At 1.4 miles, I came to a small backwater, opaque with tannin. The original footbridge, a combination of boards and logs that curved from one shore to the other, had mostly washed away. Only a few unconnected ribbons of wood remained. I then spotted a makeshift jumble of logs to my left over a narrower portion of the petite pond.
Percy had no use for the logs. He waded unhesitantly into the dark water. He emerged from the other side covered with mud, looking more like a black Lab than a white, spotted setter. I knew what would happen next but couldn’t get up the trail fast enough. With his violent shake, I was instantly as speckled as my dog. I giggled, recalling dogs and their masters who resembled each other, and wondered if I should set up my self-timer. Percy never gave me the chance. He bounded ahead, so I continued after him.
A half-mile later, the path turned vertical. It was not only extremely steep, but also rough and eroded, like a dry streambed. On and on, up and up, I climbed the rugged washout. There were no bugs, rain or fog that day, but I was not loving this part of Snowy Mountain. Few trails are as much of a heart-pounder as this one.
The Adirondack Explorer thanks its advertising partners. Become one of them.
At 3.2 miles, I finally crested the top of a rock wall and stepped onto a grassy clifftop. As I caught my breath, my opinion of the mountain began to change. Indian Lake lay below me with layers of mountains spreading toward the eastern horizon beyond the lake. It was a lovely view from a sun-drenched plateau. This brute of a peak had a soft spot after all.
Above the cliff, the walking was smoother on a more reasonable grade, through boreal forest. Then, quite suddenly, I was at the tower.
There’s something about fire towers that always excites me. This one rose fifty feet above a knob of bedrock, like a silver crown above the trees. I paused at its base, holding Percy’s collar as a couple of other hikers finished their descent of the scaffolding. I intended to tie Percy to a tree while I went up the tower—dogs often become disoriented and panicky on fire-tower steps—but he pulled away before I could get his leash around a tree. To my dismay, he started up the tower!

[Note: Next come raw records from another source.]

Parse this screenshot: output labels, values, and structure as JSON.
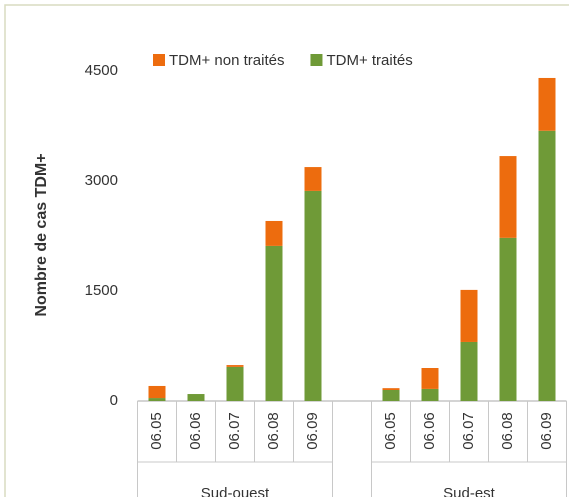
{
  "chart_data": {
    "type": "stacked-bar",
    "y_label": "Nombre de cas TDM+",
    "categories": [
      "06.05",
      "06.06",
      "06.07",
      "06.08",
      "06.09",
      null,
      "06.05",
      "06.06",
      "06.07",
      "06.08",
      "06.09"
    ],
    "groups": [
      "Sud-ouest",
      "Sud-est"
    ],
    "series": [
      {
        "name": "TDM+ non traités",
        "color": "#ed6c0e",
        "values": [
          165,
          0,
          25,
          340,
          325,
          null,
          25,
          285,
          710,
          1115,
          720
        ]
      },
      {
        "name": "TDM+ traités",
        "color": "#6f9a37",
        "values": [
          40,
          95,
          465,
          2115,
          2865,
          null,
          150,
          165,
          805,
          2225,
          3685
        ]
      }
    ],
    "ylim": [
      0,
      4500
    ],
    "yticks": [
      0,
      1500,
      3000,
      4500
    ],
    "grid": false,
    "legend": "top"
  }
}
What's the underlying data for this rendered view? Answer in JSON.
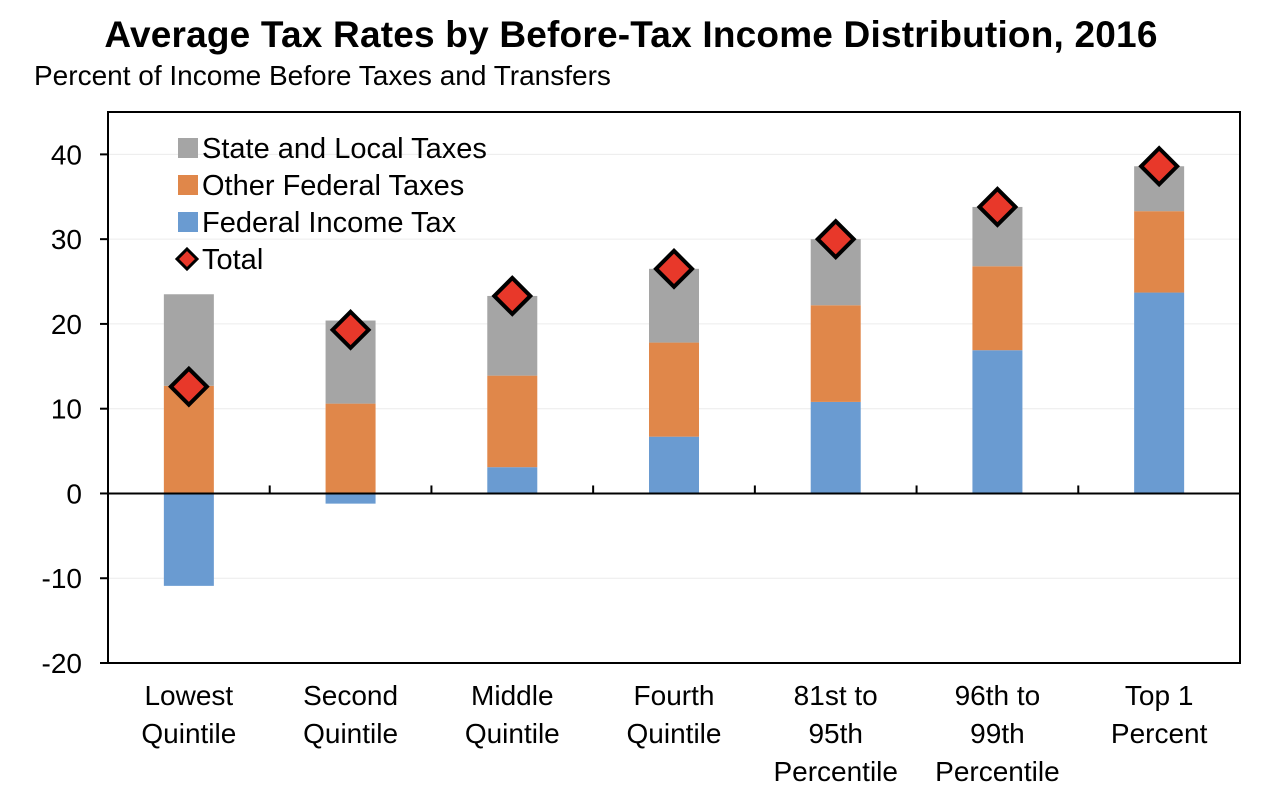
{
  "chart_data": {
    "type": "bar",
    "stacked": true,
    "title": "Average Tax Rates by Before-Tax Income Distribution, 2016",
    "subtitle": "Percent of Income Before Taxes and Transfers",
    "xlabel": "",
    "ylabel": "",
    "ylim": [
      -20,
      45
    ],
    "yticks": [
      -20,
      -10,
      0,
      10,
      20,
      30,
      40
    ],
    "grid": true,
    "legend_position": "top-left",
    "categories": [
      [
        "Lowest",
        "Quintile"
      ],
      [
        "Second",
        "Quintile"
      ],
      [
        "Middle",
        "Quintile"
      ],
      [
        "Fourth",
        "Quintile"
      ],
      [
        "81st to",
        "95th",
        "Percentile"
      ],
      [
        "96th to",
        "99th",
        "Percentile"
      ],
      [
        "Top 1",
        "Percent"
      ]
    ],
    "series": [
      {
        "name": "Federal Income Tax",
        "color": "#6a9bd1",
        "values": [
          -10.9,
          -1.2,
          3.1,
          6.7,
          10.8,
          16.9,
          23.7
        ]
      },
      {
        "name": "Other Federal Taxes",
        "color": "#e0874a",
        "values": [
          12.7,
          10.6,
          10.8,
          11.1,
          11.4,
          9.9,
          9.6
        ]
      },
      {
        "name": "State and Local Taxes",
        "color": "#a5a5a5",
        "values": [
          10.8,
          9.8,
          9.4,
          8.7,
          7.8,
          7.0,
          5.3
        ]
      }
    ],
    "total": {
      "name": "Total",
      "color": "#e8382a",
      "values": [
        12.6,
        19.3,
        23.3,
        26.5,
        30.0,
        33.8,
        38.6
      ]
    },
    "legend_order": [
      "State and Local Taxes",
      "Other Federal Taxes",
      "Federal Income Tax",
      "Total"
    ]
  }
}
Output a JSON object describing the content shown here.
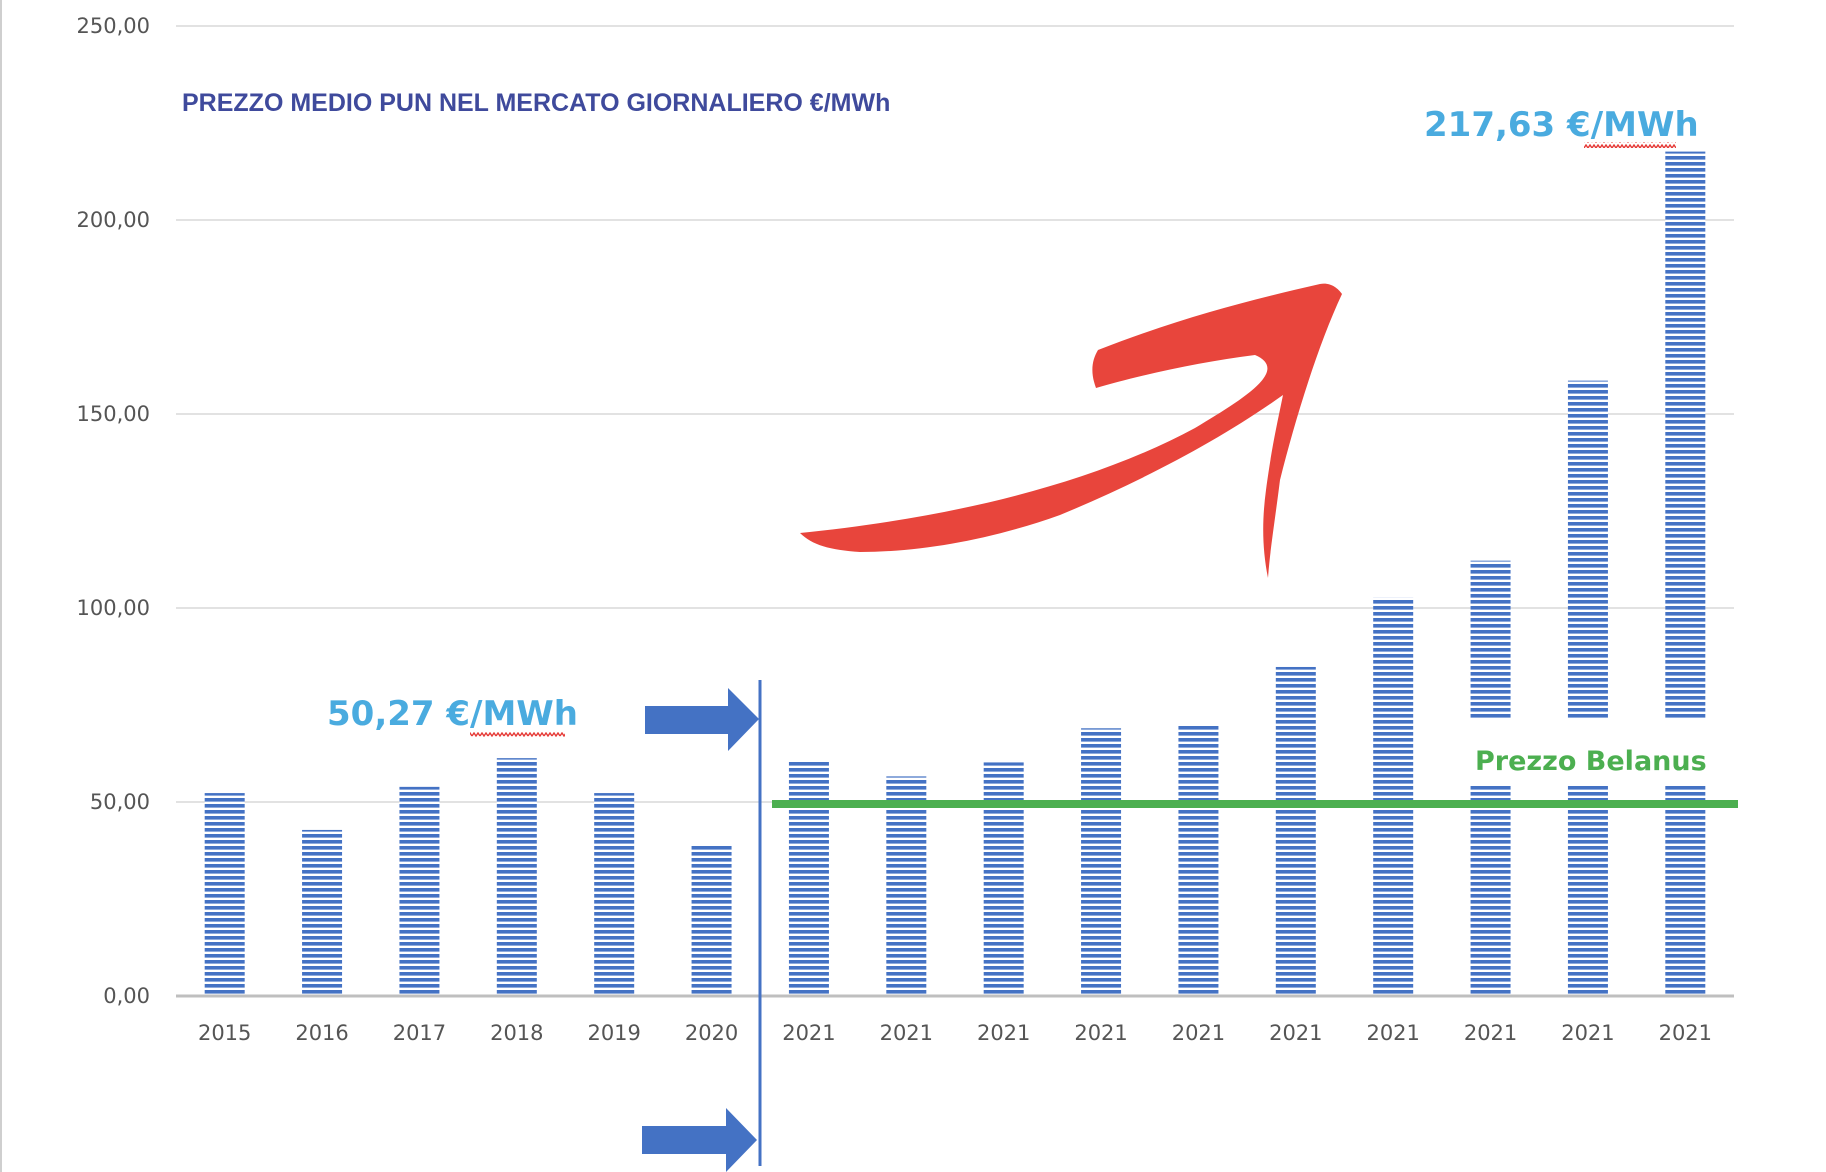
{
  "chart_data": {
    "type": "bar",
    "title": "PREZZO MEDIO PUN NEL MERCATO GIORNALIERO €/MWh",
    "xlabel": "",
    "ylabel": "",
    "ylim": [
      0,
      250
    ],
    "yticks": [
      "0,00",
      "50,00",
      "100,00",
      "150,00",
      "200,00",
      "250,00"
    ],
    "ytick_values": [
      0,
      50,
      100,
      150,
      200,
      250
    ],
    "grid": true,
    "legend": "none",
    "categories": [
      "2015",
      "2016",
      "2017",
      "2018",
      "2019",
      "2020",
      "2021",
      "2021",
      "2021",
      "2021",
      "2021",
      "2021",
      "2021",
      "2021",
      "2021",
      "2021"
    ],
    "series": [
      {
        "values": [
          52.3,
          42.8,
          53.9,
          61.3,
          52.3,
          38.9,
          60.7,
          56.6,
          60.2,
          69.0,
          70.0,
          84.8,
          102.7,
          112.2,
          158.6,
          217.63
        ],
        "color": "#4472c4"
      }
    ],
    "annotations": {
      "left_value": "50,27 €/MWh",
      "right_value": "217,63 €/MWh",
      "reference_line_label": "Prezzo Belanus",
      "reference_line_value": 50,
      "reference_line_color": "#4caf50",
      "divider_color": "#4472c4",
      "arrow_color": "#e8453c",
      "underline_color": "#e53935"
    }
  }
}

Of course I followed, watching Percy, but also the view, especially of Indian Lake and the Siamese Ponds Wilderness to the southeast. The West Canada Wilderness lay to the southwest, with the Blue Ridge Wilderness to the northwest. Miles of woodlands surrounded me. Until then, I had not realized how expansive the forests in the central Adirondacks are. It was indeed a glorious view in every direction. Like a demanding parent, Snowy Mountain had challenged me. As a result, I appreciated its gifts much more.
Percy lost confidence just below the tower cabin, where the steps became more ladder-like, so we turned around. I never got to see whether “Best mistake ever” remained etched on the cabin wall, though it’s message still rang true. Snowy Mountain was indeed my best hiking mistake ever.
DIRECTIONS: From the junction of NY 28 and NY 30 in Indian Lake, drive 1.7 miles south on NY 30 and park on the left side of the highway. The trailhead is on the other side of the road.